Dopiero odmowa wejścia do koalicji z PiS pokiereszowanej w wyborach Plat­formy zmieniła wszystko. Choć mniej­szościowy rząd Marcinkiewicza - z takimi ministrami jak Stefan Meller, Grażyna Gęsicka czy Zbigniew Religa - ciągle był jeszcze rządem kompromisu, sankcjonu­jącym istnienie obszaru wspólnego, do­puszczającego współpracę głównych sił politycznych. Nawet wystąpienie preze­sa podczas debaty nad expose Marcinkie­wicza - gniewne, wtłaczające Platformę w ramy przestępczego układu rządzącego Polską - choć oznaczało wypowiedzenie wojny całemu establishmentowi, nadal wynikało z logiki czysto politycznej. Ka­czyński doskonale wiedział, że z rządem mniejszościowym wspartym na parla­mentarnej koalicji z Samoobroną i LPR nie wygra tej wojny. Nadrabiał groźną miną. Czy miał świadomość, że odbez­piecza granat?
Bo właśnie tamtego dnia - 10 listopada 2005 roku - granica została przekroczo­na. Po Kaczyńskim na trybunę sejmowy wszedł Donald Tusk i kpiarskim tonem oświadczył, że „Polska nie zasługuje na moherową koalicję”. Sprowokowany przez Kaczyńskiego, lecz podobnie jak prezes PiS najpewniej nieświadom konsekwen­cji, złamał pewne tabu. Jeszcze nigdy „oni” nie okazali tak otwartej pogardy „nam” - wkurzonemu ludowi.
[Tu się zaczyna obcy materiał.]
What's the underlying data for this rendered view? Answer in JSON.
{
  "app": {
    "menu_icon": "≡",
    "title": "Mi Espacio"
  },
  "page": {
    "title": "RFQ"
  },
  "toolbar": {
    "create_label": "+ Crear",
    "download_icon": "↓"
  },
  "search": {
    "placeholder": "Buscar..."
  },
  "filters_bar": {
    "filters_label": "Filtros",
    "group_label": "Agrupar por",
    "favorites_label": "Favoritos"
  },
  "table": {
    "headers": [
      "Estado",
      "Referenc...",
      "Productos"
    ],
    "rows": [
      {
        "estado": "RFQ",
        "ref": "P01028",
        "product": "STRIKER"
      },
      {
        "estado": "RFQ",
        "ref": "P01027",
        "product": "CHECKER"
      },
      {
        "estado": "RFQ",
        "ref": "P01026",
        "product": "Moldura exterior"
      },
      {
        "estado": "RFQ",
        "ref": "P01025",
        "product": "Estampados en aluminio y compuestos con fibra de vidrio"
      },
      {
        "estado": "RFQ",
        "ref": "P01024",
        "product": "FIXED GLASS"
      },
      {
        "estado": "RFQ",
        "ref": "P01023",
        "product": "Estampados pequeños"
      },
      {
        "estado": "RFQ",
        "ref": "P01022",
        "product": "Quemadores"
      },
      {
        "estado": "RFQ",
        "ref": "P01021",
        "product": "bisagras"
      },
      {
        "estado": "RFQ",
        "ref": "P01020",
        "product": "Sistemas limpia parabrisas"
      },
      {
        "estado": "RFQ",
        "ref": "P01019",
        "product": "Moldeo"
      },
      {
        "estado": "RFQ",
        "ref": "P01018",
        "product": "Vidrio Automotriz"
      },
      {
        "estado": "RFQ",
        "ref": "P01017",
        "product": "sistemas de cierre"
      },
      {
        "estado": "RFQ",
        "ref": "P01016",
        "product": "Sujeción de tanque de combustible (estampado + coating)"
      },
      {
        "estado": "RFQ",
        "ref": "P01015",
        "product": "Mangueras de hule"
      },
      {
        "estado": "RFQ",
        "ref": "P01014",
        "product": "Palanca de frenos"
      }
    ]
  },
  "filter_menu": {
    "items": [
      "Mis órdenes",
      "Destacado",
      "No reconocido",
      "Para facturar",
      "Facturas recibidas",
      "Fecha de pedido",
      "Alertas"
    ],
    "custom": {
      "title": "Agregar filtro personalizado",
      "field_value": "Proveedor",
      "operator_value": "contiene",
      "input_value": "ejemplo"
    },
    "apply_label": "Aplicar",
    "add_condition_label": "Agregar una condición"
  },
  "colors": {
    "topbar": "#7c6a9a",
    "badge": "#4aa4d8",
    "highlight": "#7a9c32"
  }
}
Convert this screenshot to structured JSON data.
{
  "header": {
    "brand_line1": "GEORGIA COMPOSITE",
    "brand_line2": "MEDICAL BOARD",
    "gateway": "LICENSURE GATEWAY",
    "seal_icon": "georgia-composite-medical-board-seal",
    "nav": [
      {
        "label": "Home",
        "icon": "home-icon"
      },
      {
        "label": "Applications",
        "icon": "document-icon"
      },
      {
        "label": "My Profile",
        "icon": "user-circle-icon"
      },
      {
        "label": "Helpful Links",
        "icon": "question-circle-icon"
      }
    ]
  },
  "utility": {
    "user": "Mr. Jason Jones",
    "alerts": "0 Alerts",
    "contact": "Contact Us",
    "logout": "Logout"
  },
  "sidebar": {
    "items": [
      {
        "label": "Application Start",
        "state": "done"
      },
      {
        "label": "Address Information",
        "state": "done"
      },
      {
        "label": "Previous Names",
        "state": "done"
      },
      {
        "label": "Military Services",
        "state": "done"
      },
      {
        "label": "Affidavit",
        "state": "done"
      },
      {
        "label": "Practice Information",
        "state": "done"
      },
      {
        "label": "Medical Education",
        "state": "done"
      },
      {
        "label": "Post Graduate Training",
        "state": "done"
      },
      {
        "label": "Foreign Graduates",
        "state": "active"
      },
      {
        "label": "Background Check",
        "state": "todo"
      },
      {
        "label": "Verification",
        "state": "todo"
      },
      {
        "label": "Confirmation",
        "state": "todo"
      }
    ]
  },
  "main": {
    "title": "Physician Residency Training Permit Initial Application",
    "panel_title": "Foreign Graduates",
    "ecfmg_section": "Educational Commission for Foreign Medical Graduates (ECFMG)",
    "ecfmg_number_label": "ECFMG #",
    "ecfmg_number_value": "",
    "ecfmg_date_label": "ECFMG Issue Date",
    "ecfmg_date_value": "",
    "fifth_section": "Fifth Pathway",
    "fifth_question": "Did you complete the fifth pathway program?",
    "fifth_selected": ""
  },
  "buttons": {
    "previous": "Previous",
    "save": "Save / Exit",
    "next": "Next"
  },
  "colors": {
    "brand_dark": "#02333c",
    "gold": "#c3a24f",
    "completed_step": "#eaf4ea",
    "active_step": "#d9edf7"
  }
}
Już nazajutrz prawicowi celebryci, któ­rzy jeszcze rok wcześniej sekundowali „Gazecie Polskiej” w tropieniu rosyjskich powiązań Rydzyka i sami pokpiwali z „moherowych beretów”, biegli pozować do zdjęć z takimi beretami na głowach. Oba prawicowe nurty - inteligencki i plebejski, oficjalny i podziemny - nagle popłynęły wspólnym korytem. Ta społeczna dynami­ka skłoniła Kaczyńskiego do radykalizacji polityki, co wywołało natychmiastową mo­bilizację po drugiej stronie - pod flagą PO. Kulturowa żelazna kurtyna na dobre opad­ła, oddzielając to, co „pisowskie”, od tego, co „antypisowskie”. Albo to, co „platformerskie” od tego, co „antyplatformerskie”. Czyniąc przeciwników wrogami.
Szyldy nie mają aż tak wielkiego zna­czenia. Liczą się stojące za nimi, wzajem­nie się wykluczające emocje. Póki trwają, „rzecz pospolita” nie powróci.